Desde entonces, el Estado de derecho no es una garantía, sino una coartada. Ni siquiera el PSOE (que fue cómplice de aquella represión) puede confiar en él. La maquinaria que se activó contra el independentismo ya no depende de ninguna mayoría política concreta, sino de un aparato judicial y policial fuera de todo control democrático. No es que la democracia española se haya erosionado: es que ha fracasado. Solo podría recomponerse empezando de nuevo, redefiniendo de verdad qué significa soberanía popular, separación de poderes, plurinacionalidad y derechos civiles. Pero está claro que nadie quiere hacerlo. 
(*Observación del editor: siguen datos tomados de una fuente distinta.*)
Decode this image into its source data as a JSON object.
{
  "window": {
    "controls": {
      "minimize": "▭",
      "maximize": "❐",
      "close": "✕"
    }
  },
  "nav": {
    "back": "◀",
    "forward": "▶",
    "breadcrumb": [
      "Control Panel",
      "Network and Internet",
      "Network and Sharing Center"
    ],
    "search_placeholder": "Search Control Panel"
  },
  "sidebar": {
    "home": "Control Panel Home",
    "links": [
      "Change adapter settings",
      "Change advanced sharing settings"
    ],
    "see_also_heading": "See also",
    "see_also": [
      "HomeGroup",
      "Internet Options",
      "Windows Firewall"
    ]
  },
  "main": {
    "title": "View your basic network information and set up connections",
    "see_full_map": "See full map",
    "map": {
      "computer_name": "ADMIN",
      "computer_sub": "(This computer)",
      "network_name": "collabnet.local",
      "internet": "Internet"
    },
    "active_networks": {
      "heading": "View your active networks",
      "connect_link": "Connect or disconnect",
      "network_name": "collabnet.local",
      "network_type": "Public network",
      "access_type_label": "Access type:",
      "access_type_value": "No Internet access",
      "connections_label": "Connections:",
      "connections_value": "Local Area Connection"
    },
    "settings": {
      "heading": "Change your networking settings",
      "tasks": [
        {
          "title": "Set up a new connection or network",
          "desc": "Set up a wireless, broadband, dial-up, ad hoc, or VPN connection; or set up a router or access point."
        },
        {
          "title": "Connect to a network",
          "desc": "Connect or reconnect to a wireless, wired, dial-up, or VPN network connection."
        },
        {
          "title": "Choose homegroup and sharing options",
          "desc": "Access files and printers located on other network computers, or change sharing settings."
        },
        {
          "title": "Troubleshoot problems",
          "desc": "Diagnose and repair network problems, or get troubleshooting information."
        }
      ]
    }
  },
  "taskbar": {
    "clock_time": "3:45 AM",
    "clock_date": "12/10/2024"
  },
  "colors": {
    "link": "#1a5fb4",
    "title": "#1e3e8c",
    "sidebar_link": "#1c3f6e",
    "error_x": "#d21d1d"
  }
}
Hay quien advierte que, si gobiernan PP y Vox, podrían ilegalizar partidos o asociaciones. Pero hay que decirlo claro: eso ya ha ocurrido. El independentismo fue ilegalizado “de facto” hace ocho años. Se fabricaron informes falsos, se instruyeron procesos sin base jurídica, se encarcelaron líderes por sus ideas y se suspendió la autonomía con un artículo 155 aplicado como solución final siempre disponible. El derecho a defender un proyecto político pacífico (el derecho a querer la independencia) solo se admite ahora a condición de que sea simbólico, siempre que se prometa “no volver a hacerlo”. Ellos, en cambio, pueden “volver a hacerlo” siempre que quieran. Esto no es un pacto constitucional: es una rendición vigilada

Si ahora gobiernan PP y Vox, no será un retorno al pasado, sino la simple continuación de un camino que ya empezamos a recorrer en 2017

Los exiliados siguen sin poder regresar, se pueden espiar los móviles de los dirigentes independentistas sin consecuencias, se puede intervenir la Generalitat o los ayuntamientos con cualquier pretexto y los tribunales pueden anular leyes votadas por el Parlament de Catalunya con una arbitrariedad insultante. El catalán ya no está protegido en la escuela porque algunos jueces así lo deciden, y la financiación autonómica sigue siendo un expolio institucionalizado. Ante esto, la pregunta es inevitable: ¿qué regresión más se puede vivir que la que ya hemos vivido? ¿Recordamos a Pedro Sánchez votando a favor del 155, como Rajoy, o ya lo hemos olvidado? No, no es lo mismo el PP que el PSOE, de acuerdo: pero da igual, lo que es lo mismo es lo que se rompió en 2017, y parece del todo irreparable. 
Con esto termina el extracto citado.